Bangun tidur jam 5.30am tanpa gangguan karena emang lagi “libur”. Memutuskan untuk ke rumah temen yang baru nikah kemarin, jam 6am biar bisa naek motor, hehehehe. Pangling aku ama temenku ini, dia-nya juga agak pangling ama aku. Tambah item kali ya aku-nya. Pukul 6.30am pamitan, gila cuma ngobrol lima belas menit tapi mau gimana lagi, lha wong motor mau dipake ayah ke kantor jam 7am. Macet menghadang, parno ama kejadian kemarin. Lima belas menit perjalanan ke rumah lalu dilanjutkan sarapan bersama dan diselingi curhatan atau lebih tepatnya pengaduan, istilahnya wadul, dari ayah-ibu serta wejangan dari ayah biar aku jangan sampe tua di kampus.

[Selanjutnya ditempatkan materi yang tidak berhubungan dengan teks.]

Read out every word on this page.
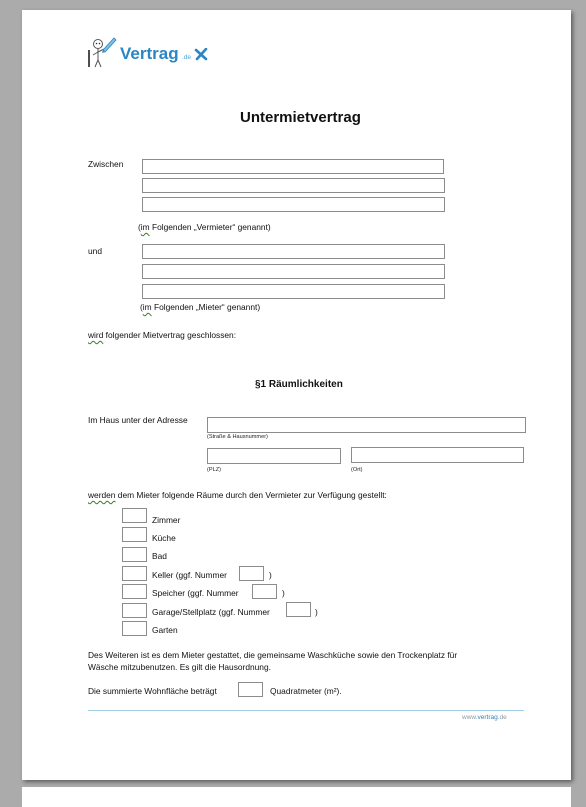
Vertrag .de
Untermietvertrag
Zwischen
(im Folgenden „Vermieter“ genannt)
und
(im Folgenden „Mieter“ genannt)
wird folgender Mietvertrag geschlossen:
§1 Räumlichkeiten
Im Haus unter der Adresse
(Straße & Hausnummer)
(PLZ)	(Ort)
werden dem Mieter folgende Räume durch den Vermieter zur Verfügung gestellt:
Zimmer
Küche
Bad
Keller (ggf. Nummer	)
Speicher (ggf. Nummer	)
Garage/Stellplatz (ggf. Nummer	)
Garten
Des Weiteren ist es dem Mieter gestattet, die gemeinsame Waschküche sowie den Trockenplatz für
Wäsche mitzubenutzen. Es gilt die Hausordnung.
Die summierte Wohnfläche beträgt	Quadratmeter (m²).
www.vertrag.de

Amin,,,insyaAllah tetep fokus. Setelah ayah berangkat, aku bersiap pula untuk balik ke Malang pukul 10am. Berat banget rasanya harus meninggalkan rumah, kangenku belum terpenuhi sepenuhnya. Apalagi kangenku ama seseorang itu, dia sendiri aja gak aku beri tahu kalau aku lagi Surabaya hari itu, hhhh aku bener-bener kangen dia. Ditinggal ibu yang lagi bantu-bantu di acara kawinan tetangga dan mas-ku yang ngelayap entah kemana, aku ndengerin HRFM dan temanya waktu itu it’s all bout eM-eL. Gaya guyonan yang segar dari penyiar buatku tambah berat ninggalin kota ini. Pukul 9.30am aku telpon ibu biar bisa pamitan dan tepat pukul 9.45am aku keluar rumah dengan perasaan yang sangaaatt aneh. Ibu mencium pipi-ku, buatku tiba-tiba mbrambang. See yaa rumahku, entah kapan aku bisa ke sini lagi, mungkin dalam hitungan bulan, aku gak bisa lagi sesering dulu untuk pulang. Semoga semua ini bisa indah pada waktu-nya. Tepat pukul 11.30am, aku beranjak dari terminal Purabaya menuju terminal Arjosari. insyaAllah siap menghadapi kenyataan. Dua belas jam di rumah buatku merasakan kesesakan di dalam dada. Perjalanan tersingkat selama mengunjungi rumah. Tetep kangen Surabaya, suatu saat aku pasti akan kembali ke kota itu dan merasakan sensasi yang dulu mungkin tidak kurasakan. Yang pasti aku lagi kangen seseorang yang di Surabaya dan aku gak ngerti kenapa perasaan ini berlebih karena aku (mungkin) emang lagi jatuh cinta ama seseorang itu.